Friday 6 November 2015

Finding WW1 Soldiers in Your Family Tree

When I started out, I didn't think there were any WW1 soldiers in my family tree. Certainly there were no stories or tales of anybody having fought in WW1 as I was growing up.

One of my grandfathers died 8 years before I was born and his wife, my grandma, was living offshore, so I probably only met her 1-2x, with the last time being when I was about 5 years old. I had a local pair of grandparents, born in 1905 and 1908 though, so both too young to have been in WW1. I did hear a whisper that my (step) granddad had been in WW2 and was injured in some way, although I've no idea how. He died when I was 10.

So that was my lot!

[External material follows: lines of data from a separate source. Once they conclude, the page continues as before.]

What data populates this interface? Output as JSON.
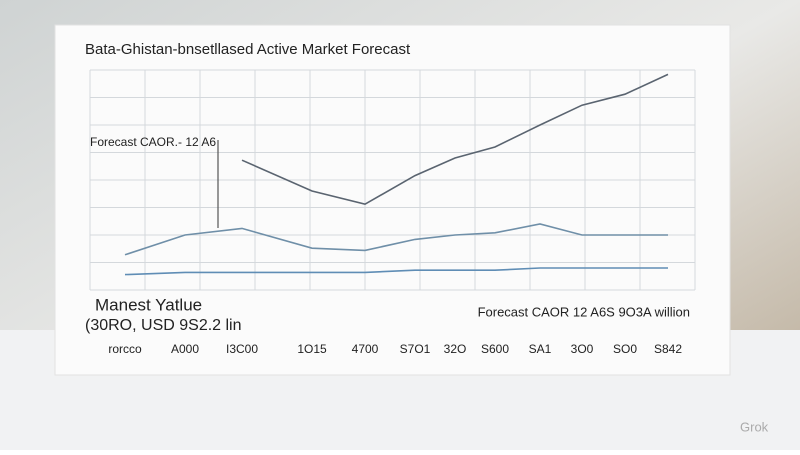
{
  "chart_data": {
    "type": "line",
    "title": "Bata-Ghistan-bnsetllased Active Market Forecast",
    "annotations": [
      "Forecast CAOR.- 12 A6",
      "Manest Yatlue",
      "(30RO, USD 9S2.2 lin",
      "Forecast CAOR 12 A6S 9O3A willion"
    ],
    "watermark": "Grok",
    "categories": [
      "rorcco",
      "A000",
      "I3C00",
      "1O15",
      "4700",
      "S7O1",
      "32O",
      "S600",
      "SA1",
      "3O0",
      "SO0",
      "S842"
    ],
    "ylim": [
      0,
      100
    ],
    "grid": true,
    "series": [
      {
        "name": null,
        "color": "#5a6470",
        "values": [
          null,
          null,
          59,
          45,
          39,
          52,
          60,
          65,
          75,
          84,
          89,
          98
        ]
      },
      {
        "name": null,
        "color": "#6f8fa8",
        "values": [
          16,
          25,
          28,
          19,
          18,
          23,
          25,
          26,
          30,
          25,
          25,
          25
        ]
      },
      {
        "name": null,
        "color": "#5f8db5",
        "values": [
          7,
          8,
          8,
          8,
          8,
          9,
          9,
          9,
          10,
          10,
          10,
          10
        ]
      }
    ]
  }
}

It's been a complete revelation to me, therefore, to have discovered some WW1 soldiers in the family tree.

The closest relative was my grandfather's brother, he died of illness. Many soldiers died of illnesses during the War, they weren't all shot in the trenches at all. There were many other reasons, illness was one and dying from wounds was another. Some died of wounds within days/weeks, and some died a few years later of those wounds.

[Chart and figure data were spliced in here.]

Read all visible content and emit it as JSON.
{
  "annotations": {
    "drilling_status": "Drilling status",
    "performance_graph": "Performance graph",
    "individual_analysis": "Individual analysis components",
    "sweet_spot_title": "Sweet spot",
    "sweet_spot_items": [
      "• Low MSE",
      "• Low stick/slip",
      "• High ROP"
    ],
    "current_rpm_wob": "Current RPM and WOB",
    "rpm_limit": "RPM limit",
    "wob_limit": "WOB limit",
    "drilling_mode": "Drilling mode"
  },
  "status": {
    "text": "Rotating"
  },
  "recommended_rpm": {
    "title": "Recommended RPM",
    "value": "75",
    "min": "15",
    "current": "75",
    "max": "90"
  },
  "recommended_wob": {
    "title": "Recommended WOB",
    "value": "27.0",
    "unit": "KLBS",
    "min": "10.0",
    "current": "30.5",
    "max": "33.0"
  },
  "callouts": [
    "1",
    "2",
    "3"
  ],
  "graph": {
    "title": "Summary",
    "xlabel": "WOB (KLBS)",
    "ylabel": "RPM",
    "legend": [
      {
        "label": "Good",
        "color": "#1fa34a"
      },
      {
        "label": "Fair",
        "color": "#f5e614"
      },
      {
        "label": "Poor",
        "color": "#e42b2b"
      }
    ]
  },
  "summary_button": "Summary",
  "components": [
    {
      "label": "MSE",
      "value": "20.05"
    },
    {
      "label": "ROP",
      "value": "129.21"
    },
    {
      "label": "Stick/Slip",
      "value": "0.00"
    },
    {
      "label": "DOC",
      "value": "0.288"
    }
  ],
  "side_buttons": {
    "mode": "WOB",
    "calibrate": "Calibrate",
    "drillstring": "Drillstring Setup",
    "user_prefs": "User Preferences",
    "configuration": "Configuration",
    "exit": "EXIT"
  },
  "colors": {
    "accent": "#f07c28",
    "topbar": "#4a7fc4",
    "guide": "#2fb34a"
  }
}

I'll be creating a page with a list of all the soldiers in the tree I do find though, as I go along. Each will have their own post here, with a link back to the list of them all.

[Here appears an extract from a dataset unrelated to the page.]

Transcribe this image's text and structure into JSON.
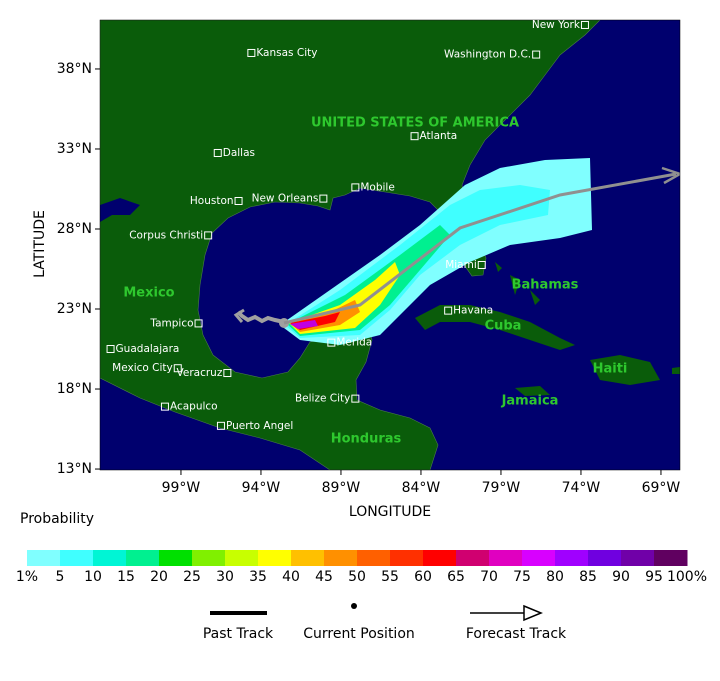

It's all quite sad as you think about the fact they never went home. Most didn't "choose" to fight, it was what you had to do. You were either shamed into it, bullied by locals, or conscripted in. Just sent off to die, with their poor mothers simply receiving a letter. It's all very sad really.

I've found about five WW1 soldiers to date. While some have been commemorated on their local war memorial, I've found one who seems to have been overlooked. I've yet to work out why, exactly. I think it's because the family moved around a little bit, so they weren't part of the furniture, so to speak. One who was probably aged 8-16, then moved 200 miles away (back to his home county, but not his originating village) and was then killed in the war - so I doubt the locals knew him - and the lads he'd grown up with never knew he'd died.

Most don't have a grave at all, they're simply commemorated on a wall abroad. So tragic for their families that they didn't even have the knowledge that their son/brother/husband's body had been given any dignity with a proper burial.